The interaction with phospholipids of bee venom melittin: a structural study of the Peptide and lipid components.

Upon examination by circular dichroism, photon correlation spectroscopy and nuclear magnetic resonance spectroscopy, melittin appeared to exist, in pure water at neutral pH, as a flexible random-coil monomer. In dilute NaCl it was still monomeric and essentially random-coil, but presented a pronounced rigidity of structure, and could be approximated to a prolate ellipsoid. At high ionic strength or in the presence of divalent anions, melittin molecules associated into compact disk-like tetramers, where each protomer consisted essentially of two right-handed helical stretches, connected presumably by a 135° bend at the level of Pro14. Correlations could be established between the binding of phosphate ions, evaluated by 31P-NMR, and the structural variations undergone by the peptide.
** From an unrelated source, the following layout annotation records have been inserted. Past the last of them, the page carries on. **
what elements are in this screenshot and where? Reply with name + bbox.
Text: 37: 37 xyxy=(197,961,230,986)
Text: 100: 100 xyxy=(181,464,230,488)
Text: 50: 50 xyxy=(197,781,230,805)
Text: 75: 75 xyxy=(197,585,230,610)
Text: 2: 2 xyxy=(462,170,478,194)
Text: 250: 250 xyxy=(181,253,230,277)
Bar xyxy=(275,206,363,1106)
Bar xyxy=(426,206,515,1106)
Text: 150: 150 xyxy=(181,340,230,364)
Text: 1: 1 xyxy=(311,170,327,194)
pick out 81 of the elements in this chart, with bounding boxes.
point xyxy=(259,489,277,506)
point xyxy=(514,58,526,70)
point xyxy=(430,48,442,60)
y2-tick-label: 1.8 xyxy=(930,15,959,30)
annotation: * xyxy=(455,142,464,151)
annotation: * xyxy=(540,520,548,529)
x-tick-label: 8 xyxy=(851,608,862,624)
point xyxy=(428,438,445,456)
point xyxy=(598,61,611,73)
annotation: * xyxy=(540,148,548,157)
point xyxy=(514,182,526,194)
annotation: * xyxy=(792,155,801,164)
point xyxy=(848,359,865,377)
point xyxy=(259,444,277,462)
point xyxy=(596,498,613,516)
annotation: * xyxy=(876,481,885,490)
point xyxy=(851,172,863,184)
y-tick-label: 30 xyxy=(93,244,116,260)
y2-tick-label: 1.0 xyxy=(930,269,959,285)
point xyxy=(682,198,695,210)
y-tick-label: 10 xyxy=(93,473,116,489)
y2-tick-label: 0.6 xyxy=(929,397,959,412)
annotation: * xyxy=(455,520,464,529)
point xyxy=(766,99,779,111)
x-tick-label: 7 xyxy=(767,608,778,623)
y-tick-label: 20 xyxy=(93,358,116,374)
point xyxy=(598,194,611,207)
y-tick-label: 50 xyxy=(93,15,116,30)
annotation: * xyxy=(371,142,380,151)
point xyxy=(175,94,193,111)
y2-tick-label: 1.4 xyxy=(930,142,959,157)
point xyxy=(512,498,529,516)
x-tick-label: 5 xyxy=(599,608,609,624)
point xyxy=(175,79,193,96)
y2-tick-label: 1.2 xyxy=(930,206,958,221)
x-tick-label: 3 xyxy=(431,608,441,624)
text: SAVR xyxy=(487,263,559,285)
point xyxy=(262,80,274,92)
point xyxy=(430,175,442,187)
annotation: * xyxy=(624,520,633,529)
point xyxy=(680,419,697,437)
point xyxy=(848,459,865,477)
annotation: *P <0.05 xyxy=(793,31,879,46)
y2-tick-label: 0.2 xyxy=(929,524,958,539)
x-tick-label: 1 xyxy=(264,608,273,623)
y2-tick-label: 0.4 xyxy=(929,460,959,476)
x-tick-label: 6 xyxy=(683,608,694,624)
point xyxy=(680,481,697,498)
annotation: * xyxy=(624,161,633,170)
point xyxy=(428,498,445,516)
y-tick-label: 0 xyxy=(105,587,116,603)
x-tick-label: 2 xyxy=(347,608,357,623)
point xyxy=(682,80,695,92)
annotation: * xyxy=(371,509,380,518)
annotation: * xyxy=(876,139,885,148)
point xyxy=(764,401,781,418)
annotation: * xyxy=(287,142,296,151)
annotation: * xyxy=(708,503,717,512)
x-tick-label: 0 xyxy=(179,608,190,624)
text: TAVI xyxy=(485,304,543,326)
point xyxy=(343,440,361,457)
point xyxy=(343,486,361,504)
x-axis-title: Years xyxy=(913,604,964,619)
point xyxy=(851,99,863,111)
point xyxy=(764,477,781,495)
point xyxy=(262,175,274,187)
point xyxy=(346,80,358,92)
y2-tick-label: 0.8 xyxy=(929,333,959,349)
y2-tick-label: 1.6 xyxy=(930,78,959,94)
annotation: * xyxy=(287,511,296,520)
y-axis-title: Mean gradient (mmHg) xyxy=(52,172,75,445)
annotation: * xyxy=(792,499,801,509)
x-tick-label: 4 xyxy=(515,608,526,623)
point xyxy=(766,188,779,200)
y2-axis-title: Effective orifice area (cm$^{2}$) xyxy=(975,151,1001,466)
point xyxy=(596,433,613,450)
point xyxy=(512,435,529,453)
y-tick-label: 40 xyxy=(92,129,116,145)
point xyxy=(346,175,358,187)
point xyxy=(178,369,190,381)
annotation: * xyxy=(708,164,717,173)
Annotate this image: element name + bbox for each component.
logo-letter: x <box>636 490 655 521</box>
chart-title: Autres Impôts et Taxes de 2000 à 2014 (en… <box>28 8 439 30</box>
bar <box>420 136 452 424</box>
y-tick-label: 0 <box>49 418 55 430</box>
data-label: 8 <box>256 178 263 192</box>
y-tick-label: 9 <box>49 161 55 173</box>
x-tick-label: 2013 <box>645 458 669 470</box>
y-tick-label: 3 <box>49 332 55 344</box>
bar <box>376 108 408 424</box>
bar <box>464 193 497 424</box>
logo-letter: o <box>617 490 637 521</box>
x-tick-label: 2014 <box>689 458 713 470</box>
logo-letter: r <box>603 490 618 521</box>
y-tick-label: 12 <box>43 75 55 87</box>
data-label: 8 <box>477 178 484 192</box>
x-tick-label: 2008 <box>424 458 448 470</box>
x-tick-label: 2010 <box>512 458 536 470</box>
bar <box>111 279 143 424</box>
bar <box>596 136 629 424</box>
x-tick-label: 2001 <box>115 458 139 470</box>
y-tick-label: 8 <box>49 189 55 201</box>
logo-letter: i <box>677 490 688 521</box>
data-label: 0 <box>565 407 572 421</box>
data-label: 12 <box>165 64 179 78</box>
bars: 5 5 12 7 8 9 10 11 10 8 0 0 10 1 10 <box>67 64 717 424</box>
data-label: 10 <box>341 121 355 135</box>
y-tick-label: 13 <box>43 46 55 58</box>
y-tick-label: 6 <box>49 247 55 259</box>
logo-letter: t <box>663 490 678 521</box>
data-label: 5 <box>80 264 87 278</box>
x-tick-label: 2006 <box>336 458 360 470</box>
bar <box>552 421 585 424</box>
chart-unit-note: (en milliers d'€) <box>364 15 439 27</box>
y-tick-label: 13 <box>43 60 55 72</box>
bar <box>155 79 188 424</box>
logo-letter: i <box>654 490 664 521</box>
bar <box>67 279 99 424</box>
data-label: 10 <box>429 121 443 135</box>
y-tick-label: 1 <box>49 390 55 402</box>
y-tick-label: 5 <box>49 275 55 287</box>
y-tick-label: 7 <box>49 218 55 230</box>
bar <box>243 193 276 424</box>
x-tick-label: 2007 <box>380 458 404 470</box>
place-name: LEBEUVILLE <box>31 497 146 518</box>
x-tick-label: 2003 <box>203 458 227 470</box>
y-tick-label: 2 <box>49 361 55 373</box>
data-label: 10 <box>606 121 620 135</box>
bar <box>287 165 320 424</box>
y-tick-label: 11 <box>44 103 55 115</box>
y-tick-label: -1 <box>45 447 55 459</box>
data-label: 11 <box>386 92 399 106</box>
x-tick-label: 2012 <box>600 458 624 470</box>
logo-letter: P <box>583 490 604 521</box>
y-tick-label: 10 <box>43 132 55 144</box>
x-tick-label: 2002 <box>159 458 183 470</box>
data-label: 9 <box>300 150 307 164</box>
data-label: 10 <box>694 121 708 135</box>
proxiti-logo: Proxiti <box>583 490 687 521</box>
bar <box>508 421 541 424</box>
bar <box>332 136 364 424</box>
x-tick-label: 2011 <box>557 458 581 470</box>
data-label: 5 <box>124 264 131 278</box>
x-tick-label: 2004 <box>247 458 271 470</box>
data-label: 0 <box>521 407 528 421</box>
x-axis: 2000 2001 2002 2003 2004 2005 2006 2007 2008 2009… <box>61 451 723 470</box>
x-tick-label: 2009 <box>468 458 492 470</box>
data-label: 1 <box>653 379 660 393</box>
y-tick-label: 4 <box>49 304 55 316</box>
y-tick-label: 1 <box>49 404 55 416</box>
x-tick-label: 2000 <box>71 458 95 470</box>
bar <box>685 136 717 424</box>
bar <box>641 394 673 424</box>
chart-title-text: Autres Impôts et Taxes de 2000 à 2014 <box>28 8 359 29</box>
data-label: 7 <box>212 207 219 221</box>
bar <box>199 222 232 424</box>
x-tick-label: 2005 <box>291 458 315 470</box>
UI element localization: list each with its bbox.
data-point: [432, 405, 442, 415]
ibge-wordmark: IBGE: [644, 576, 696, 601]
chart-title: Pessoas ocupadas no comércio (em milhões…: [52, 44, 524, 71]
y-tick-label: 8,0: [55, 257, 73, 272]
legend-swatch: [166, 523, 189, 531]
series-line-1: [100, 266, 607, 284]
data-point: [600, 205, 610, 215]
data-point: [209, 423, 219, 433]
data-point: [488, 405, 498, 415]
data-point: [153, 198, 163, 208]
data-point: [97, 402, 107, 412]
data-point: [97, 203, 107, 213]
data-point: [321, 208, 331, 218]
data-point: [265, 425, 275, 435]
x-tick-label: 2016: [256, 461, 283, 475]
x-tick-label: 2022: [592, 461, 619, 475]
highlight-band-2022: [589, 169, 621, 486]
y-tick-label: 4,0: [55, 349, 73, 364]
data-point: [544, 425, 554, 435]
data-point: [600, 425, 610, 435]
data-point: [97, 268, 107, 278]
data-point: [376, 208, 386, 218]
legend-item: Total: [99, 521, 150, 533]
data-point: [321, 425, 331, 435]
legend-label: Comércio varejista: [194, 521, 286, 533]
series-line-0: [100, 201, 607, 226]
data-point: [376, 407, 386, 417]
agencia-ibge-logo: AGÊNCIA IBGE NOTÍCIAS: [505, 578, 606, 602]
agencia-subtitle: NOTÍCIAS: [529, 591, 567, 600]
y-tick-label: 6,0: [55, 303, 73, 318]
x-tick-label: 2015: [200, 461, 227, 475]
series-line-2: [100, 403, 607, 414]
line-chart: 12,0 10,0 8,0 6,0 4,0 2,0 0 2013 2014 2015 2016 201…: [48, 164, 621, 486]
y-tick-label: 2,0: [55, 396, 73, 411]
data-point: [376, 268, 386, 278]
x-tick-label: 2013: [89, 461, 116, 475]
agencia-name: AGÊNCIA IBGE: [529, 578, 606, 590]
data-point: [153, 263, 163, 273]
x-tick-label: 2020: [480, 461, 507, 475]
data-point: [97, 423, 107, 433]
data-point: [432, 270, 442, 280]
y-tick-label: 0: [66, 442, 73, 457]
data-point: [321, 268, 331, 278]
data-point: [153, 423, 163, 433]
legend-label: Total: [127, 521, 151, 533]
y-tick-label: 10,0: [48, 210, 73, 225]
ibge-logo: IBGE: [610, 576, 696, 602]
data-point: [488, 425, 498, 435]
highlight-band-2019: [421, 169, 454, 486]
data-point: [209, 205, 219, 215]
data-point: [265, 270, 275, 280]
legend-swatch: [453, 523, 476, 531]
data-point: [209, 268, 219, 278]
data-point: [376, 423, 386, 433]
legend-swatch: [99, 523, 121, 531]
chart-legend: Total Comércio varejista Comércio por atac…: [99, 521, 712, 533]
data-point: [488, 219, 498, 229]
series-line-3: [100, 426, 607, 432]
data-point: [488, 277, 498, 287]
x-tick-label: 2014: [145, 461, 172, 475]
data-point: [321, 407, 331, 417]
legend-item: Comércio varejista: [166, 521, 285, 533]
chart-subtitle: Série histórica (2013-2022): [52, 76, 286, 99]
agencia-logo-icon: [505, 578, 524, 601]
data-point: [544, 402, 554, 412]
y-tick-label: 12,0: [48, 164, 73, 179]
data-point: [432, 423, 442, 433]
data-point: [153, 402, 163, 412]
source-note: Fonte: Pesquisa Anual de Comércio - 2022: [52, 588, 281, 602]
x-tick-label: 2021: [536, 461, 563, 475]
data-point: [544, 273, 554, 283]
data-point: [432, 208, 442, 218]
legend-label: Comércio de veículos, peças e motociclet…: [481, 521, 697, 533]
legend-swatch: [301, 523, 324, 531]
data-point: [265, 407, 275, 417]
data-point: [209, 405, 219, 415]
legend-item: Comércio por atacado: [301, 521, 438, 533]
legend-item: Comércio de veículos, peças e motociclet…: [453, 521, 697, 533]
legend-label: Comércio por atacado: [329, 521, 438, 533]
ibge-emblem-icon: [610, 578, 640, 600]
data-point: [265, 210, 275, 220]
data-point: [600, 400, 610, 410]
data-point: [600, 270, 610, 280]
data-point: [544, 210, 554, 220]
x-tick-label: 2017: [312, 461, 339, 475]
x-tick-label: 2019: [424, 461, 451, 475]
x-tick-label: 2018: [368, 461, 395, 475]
A somewhat different helical tetramer was also obtained at alkaline pH. Upon binding to phospholipids, the conformation of each melittin protomer was similar to that occurring in aqueous phosphate solutions, with a grouping of polar residues along one face of the molecule. The Gln and Lys residues were however more strongly immobilized, and there was no NMR evidence for any self-aggregation of the peptide. Although melittin exerted a dramatic effect on the permeability of phospholipid vesicles to water and to water solutes, the bilayer structure of the vesicles was preserved, as demonstrated by low-angle x-ray and neutron diffraction analyses. Melittin could be shown to be present both at the center of the bilayers and in the aqueous region separating them. The increased permeability to water corresponded, when examined by low-angle neutron diffraction in H2O/D2O exchange experiments, to a deeper penetration of water in the lipid region of the bilayers, up to 0.4 nm from the center (at 95% relative humidity). The presence of water appeared in all cases essential for the incorporation of melittin in the bilayers.